Галерея сегодня была закрыта для посетителей. "Санитарный день", – гласила табличка на двери, хотя на самом деле это было лишь прикрытие для начала предварительных работ по обследованию. Лея прошла в центральный зал. Ее "Осколки Времени" мерцали в утреннем свете, каждый фрагмент отражал своеобразную геометрию ее внутреннего мира. Сегодня они казались особенно хрупкими, но одновременно и удивительно сильными, способными выдержать любые испытания.

Примерно в десять утра Артем появился у главного входа. Он уже был в рабочей одежде – плотные брюки, футболка, сверху жилет с множеством карманов, наполненных инструментами. На его лице не было ни тени усталости, только сосредоточенность и готовность к работе. В этот момент он выглядел не как городской философ, а как настоящий исследователь, готовый погрузиться в самые темные и забытые уголки.

"Доброе утро," – сказал он, заметив Лею. Его голос был бодрым, но в его глазах читалось легкое удивление, словно он не ожидал увидеть ее здесь. – "Вы решили присоединиться?"

"Доброе," – Лея кивнула, стараясь выглядеть так, будто ее присутствие здесь – самое обыденное дело. – "Мне интересно посмотреть, как вы работаете. И, конечно, мне нужно быть в курсе всех деталей реставрации, чтобы планировать дальнейшую работу галереи". Это была полуправда, и она знала, что Артем это чувствует.

"Отлично," – он улыбнулся. На этот раз его улыбка была открытой, без тени отстраненности. Она согрела Лею изнутри, словно теплый луч солнца. – "Тогда пошлите. Подвалы – это отдельный мир. Там всегда есть что-то, что может удивить. Или напугать".

Лея последовала за ним. Они спустились по старинной, скрипучей лестнице в полутьму подвальных помещений. Воздух здесь был влажным и тяжелым, пахнуло землей, старым камнем и чем-то неуловимым, древним. Подвалы "Эха Тишины" были лабиринтом низких сводчатых комнат, заваленных строительным мусором, старой мебелью и ящиками, содержимое которых давно никто не проверял. Здесь было холодно, несмотря на теплую погоду снаружи.

Артем, похоже, чувствовал себя здесь как рыба в воде. Он включил мощный фонарь, луч которого выхватывал из темноты пыльные паутины, причудливые тени и очертания вековых стен. Он двигался уверенно, не боясь запачкаться, методично обследуя каждый уголок, каждую нишу. Лея шла за ним, стараясь не отставать, но ее внимание было приковано не столько к стенам, сколько к его фигуре. В тусклом свете фонаря он казался еще более загадочным, его сосредоточенность была почти магнетической.

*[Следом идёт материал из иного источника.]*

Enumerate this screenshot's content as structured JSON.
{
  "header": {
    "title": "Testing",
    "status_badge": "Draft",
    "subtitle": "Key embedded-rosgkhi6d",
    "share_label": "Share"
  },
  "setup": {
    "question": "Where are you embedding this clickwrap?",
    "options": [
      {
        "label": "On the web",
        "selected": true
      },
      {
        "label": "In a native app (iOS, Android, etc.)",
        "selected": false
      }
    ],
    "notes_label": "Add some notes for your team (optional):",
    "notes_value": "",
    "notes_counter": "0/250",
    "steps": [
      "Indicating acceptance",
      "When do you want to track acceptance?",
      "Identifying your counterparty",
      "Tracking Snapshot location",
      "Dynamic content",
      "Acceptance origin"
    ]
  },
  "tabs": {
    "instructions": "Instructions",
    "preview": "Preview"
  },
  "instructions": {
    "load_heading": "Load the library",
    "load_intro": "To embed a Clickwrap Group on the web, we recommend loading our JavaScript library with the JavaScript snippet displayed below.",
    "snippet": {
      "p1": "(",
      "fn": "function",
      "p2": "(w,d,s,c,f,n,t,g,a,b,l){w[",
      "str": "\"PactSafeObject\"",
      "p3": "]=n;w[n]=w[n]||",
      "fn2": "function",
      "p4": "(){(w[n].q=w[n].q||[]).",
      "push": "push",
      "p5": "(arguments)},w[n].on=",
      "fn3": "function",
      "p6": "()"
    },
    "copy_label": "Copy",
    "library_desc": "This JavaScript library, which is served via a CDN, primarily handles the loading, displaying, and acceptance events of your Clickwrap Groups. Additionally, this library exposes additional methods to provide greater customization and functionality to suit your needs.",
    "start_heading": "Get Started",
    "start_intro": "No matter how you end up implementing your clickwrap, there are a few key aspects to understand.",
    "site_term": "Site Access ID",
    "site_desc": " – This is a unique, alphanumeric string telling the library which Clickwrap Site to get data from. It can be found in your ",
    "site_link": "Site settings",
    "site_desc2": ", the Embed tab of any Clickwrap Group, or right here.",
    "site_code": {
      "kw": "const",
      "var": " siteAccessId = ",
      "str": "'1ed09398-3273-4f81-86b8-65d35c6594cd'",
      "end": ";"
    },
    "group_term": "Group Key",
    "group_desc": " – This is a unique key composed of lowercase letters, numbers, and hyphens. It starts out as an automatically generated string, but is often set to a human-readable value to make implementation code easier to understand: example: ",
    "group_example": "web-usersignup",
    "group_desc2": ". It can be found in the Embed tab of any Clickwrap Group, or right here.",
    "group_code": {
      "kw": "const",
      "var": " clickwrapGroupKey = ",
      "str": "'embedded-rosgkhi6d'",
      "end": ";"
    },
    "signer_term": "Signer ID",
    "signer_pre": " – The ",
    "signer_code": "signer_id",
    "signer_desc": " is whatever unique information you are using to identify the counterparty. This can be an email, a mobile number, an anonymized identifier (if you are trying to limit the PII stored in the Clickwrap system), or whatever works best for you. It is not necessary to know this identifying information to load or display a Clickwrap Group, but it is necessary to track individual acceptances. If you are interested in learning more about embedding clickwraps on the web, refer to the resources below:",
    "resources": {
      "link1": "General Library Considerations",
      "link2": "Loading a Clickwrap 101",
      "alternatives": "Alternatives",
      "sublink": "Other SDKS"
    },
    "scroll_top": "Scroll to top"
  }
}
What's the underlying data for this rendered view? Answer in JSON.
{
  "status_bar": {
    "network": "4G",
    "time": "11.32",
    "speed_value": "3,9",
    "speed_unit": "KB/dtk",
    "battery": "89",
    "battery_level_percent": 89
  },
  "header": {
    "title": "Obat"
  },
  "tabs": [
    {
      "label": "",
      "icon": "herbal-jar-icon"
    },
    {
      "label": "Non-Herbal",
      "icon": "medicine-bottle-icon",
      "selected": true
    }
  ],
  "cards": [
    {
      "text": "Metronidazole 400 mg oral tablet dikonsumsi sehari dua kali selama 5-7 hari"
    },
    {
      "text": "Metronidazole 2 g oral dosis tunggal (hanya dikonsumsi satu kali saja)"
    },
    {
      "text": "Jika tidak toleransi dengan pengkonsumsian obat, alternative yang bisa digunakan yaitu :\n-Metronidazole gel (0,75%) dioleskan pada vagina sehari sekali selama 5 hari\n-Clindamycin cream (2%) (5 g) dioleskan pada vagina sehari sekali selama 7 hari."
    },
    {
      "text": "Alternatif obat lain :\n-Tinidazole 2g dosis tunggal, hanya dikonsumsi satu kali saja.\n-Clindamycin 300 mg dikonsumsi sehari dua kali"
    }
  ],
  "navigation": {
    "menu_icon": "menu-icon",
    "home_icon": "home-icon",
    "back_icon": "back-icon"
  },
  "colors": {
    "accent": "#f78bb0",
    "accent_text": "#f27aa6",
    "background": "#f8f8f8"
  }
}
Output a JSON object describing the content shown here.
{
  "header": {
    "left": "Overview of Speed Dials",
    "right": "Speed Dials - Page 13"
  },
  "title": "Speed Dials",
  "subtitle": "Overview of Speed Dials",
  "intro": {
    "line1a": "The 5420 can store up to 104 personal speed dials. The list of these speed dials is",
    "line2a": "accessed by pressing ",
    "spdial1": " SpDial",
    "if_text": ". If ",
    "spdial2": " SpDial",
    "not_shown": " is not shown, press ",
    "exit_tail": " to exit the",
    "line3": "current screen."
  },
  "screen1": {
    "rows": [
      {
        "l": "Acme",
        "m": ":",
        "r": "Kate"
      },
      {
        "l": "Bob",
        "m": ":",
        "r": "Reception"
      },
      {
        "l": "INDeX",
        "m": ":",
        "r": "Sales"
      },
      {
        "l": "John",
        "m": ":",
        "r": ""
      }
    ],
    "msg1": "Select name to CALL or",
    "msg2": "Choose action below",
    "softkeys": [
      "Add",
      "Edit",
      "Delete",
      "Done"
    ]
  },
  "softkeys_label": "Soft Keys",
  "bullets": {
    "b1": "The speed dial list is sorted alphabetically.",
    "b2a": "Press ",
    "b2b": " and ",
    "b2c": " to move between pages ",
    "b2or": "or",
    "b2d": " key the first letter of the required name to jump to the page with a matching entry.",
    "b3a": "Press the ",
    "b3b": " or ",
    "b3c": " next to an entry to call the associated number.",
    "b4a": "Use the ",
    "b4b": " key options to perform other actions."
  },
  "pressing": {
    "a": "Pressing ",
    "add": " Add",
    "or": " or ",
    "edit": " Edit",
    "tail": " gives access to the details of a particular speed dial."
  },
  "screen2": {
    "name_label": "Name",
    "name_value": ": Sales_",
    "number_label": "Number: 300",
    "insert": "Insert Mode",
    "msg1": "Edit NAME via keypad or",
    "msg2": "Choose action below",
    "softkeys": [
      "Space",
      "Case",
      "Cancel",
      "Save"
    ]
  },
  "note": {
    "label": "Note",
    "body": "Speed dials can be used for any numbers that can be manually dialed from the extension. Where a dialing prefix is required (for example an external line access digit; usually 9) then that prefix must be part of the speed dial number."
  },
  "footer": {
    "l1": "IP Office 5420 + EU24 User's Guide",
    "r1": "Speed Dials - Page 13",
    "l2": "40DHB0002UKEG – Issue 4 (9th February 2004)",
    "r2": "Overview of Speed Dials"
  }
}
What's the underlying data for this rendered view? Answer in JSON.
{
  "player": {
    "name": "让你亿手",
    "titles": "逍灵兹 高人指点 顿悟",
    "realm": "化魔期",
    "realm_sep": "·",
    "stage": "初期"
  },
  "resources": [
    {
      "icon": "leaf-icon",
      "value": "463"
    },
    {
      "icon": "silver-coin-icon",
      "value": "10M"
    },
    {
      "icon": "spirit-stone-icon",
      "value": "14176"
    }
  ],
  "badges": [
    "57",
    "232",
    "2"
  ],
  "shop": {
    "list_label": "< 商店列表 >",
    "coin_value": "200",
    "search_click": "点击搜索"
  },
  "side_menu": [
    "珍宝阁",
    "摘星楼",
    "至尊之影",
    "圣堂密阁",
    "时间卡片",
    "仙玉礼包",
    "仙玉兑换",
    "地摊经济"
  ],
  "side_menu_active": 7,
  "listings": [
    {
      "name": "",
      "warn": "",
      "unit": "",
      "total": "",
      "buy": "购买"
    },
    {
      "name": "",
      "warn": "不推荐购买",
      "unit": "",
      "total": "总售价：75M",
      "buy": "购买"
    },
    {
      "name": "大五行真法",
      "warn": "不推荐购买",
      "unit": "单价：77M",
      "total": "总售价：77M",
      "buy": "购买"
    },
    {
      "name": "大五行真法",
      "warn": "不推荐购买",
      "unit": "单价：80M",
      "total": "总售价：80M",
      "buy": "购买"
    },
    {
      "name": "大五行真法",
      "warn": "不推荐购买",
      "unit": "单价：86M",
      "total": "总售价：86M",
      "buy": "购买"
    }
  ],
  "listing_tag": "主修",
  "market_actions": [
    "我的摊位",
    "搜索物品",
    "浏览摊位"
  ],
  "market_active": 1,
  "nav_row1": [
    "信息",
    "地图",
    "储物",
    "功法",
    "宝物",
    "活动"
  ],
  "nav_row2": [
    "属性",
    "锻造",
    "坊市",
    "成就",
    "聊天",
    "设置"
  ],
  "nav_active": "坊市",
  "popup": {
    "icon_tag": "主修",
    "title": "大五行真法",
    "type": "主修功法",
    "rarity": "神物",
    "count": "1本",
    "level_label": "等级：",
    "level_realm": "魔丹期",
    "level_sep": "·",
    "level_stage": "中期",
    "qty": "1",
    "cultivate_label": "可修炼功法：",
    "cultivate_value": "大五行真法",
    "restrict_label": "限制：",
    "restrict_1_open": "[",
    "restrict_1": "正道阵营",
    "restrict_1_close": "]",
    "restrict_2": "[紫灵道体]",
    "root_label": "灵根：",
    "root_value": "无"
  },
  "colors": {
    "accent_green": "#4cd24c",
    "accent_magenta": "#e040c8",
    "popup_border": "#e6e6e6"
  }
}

"Посмотрите сюда," – Артем указал на одну из стен. – "Вот здесь, кажется, был старый проход, заложенный кирпичом. Очень грубо. Наверное, еще в начале прошлого века. Возможно, это был путь в соседнее здание, или… выход в какую-то подземную систему. Это может быть интересно с исторической точки зрения, а также повлиять на влажность и дренаж". Он провел рукой по заложенному проему, словно пытаясь почувствовать энергию, которая когда-то проходила через это место.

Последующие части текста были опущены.